En fait, je crois qu'on éprouve tous pour les animaux des sentiments ambigus faits, à la fois, de fascination et de répulsion.

Fascination parce que l'animalité a tout de même été la condition première dont on a du s'arracher. Et peut-être que dans notre rapport à l'animal aujourd'hui, on continue d'éprouver une espèce de nostalgie pour leur brutalité instinctuelle supposée plus libre que la sexualité humaine entravée par les interdits. On se prend à rêver d'une sexualité brute, de relations inconditionnelles sans les médiations compliquées du langage et des fantasmes. On ne se rend pas compte que les instincts animaux, ça n'est que la répétition infinie d'un même schéma comportemental et que ça n'aura jamais la richesse et la polymorphie des pulsions humaines.


Répulsion parce qu'il y a tout de même bien une césure profonde entre l'homme et l'animal. Il est important de rappeler cela aujourd'hui à l'heure où l'on cherche de plus en plus à effacer cette frontière. Vous ne parviendrez à me convaincre du contraire que lorsque vous m'aurez présenté un animal poète ou artiste. L'animal, c'est, incontestablement, la nuit de la conscience, la vie réduite à l'immédiateté. A nos cauchemars sont souvent associées des figures d'animaux : reptiles, rongeurs, grands carnivores qui nous dévorent.La terreur de la nuit animale !
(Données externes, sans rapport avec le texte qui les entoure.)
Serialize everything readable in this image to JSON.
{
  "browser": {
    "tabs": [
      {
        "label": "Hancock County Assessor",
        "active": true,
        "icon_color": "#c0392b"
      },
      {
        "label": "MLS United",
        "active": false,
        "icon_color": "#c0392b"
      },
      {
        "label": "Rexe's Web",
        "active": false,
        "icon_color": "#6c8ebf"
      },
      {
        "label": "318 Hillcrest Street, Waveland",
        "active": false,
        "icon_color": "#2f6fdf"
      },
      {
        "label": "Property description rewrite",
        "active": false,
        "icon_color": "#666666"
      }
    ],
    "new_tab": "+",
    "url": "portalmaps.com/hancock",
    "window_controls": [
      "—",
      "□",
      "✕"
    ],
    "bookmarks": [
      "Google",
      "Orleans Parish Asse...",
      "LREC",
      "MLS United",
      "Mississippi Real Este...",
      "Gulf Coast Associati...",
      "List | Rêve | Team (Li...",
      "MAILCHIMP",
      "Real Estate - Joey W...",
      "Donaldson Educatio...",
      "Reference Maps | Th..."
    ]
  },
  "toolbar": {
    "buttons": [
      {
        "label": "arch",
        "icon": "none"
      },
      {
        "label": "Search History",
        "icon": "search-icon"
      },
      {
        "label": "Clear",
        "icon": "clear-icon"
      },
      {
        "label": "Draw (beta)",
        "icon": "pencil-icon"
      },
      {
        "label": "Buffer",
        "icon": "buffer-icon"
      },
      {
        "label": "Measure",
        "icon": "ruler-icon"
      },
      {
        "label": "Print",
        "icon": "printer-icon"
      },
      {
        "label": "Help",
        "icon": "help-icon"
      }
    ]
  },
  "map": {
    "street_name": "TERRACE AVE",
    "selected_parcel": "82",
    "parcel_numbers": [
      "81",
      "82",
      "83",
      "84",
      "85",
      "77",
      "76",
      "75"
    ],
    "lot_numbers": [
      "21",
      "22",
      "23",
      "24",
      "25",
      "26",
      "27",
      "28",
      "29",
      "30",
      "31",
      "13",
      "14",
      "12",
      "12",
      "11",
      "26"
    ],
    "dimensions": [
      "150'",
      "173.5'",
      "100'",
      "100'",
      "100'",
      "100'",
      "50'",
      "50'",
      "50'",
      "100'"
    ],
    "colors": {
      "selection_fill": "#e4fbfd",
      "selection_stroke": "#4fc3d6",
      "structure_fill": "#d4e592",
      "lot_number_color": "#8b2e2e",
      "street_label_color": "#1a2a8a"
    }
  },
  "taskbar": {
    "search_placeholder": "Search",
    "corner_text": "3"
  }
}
Toutes les cultures se sont construites sur ce rapport ambigu à l'animal. Il y a même parfois un véritable retour de "refoulé". Le tableau que j'ai posté en exergue est ainsi célébrissime en Pologne ("Szal" de Podkowinski), il est presque un symbole national. De même, au Japon, tout le monde connaît et apprécie l'estampe d'Hokusai, "le rêve de la femme du pêcheur". Pourtant, ces deux œuvres sont pour le moins incorrectes, troublantes, et nous remuent aux tréfonds.
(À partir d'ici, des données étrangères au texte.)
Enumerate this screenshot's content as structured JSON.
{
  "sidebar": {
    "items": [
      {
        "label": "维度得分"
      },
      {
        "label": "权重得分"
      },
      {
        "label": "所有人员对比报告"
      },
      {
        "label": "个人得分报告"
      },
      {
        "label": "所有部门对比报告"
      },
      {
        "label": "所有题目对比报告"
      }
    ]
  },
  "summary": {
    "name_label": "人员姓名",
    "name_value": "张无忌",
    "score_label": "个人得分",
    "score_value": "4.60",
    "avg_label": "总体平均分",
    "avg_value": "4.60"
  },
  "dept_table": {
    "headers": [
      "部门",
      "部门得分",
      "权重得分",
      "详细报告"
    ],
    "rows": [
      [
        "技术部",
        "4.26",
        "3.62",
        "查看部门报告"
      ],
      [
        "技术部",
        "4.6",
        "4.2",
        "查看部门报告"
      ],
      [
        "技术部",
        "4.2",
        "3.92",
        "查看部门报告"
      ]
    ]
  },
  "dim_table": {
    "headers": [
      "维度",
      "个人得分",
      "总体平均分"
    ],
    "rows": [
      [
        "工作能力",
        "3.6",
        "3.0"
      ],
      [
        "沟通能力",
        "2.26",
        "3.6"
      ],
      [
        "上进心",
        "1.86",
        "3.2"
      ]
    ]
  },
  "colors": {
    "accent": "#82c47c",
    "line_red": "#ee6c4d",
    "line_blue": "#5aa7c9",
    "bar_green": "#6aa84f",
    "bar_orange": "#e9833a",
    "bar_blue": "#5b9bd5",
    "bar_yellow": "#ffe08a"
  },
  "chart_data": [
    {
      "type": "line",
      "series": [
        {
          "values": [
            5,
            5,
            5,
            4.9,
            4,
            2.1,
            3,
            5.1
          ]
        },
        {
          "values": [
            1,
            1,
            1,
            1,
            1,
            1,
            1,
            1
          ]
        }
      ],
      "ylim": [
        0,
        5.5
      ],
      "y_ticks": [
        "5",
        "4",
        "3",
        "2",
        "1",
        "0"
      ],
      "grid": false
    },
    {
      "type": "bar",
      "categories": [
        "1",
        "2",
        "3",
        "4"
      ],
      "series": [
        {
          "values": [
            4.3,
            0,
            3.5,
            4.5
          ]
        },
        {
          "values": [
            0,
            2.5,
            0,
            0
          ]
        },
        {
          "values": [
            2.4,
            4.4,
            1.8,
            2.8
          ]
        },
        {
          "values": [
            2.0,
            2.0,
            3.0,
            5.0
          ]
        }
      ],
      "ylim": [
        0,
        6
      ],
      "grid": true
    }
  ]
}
Plus trivialement, c'est la grande mode, aujourd'hui, pour une jeune fille russe ou ukrainienne de se faire photographier étreignant, dans ses bras, un animal sauvage, ours, loup, cerf. Quand je fais remarquer que ça fait "sexualité infantile", je me fais presque assassiner.

La sexualité animale, personnellement, elle ne me fait pas du tout rêver.

Mais je reconnais que, quand on est petite fille, on s'intéresse beaucoup aux animaux parce qu'ils sont une  occasion essentielle de s'initier à la sexualité. C'est tout de même l'une des premières sources d'information.

Et puis, les petites filles comprennent bien l'histoire du Petit Chaperon Rouge et elle nous terrorise toutes.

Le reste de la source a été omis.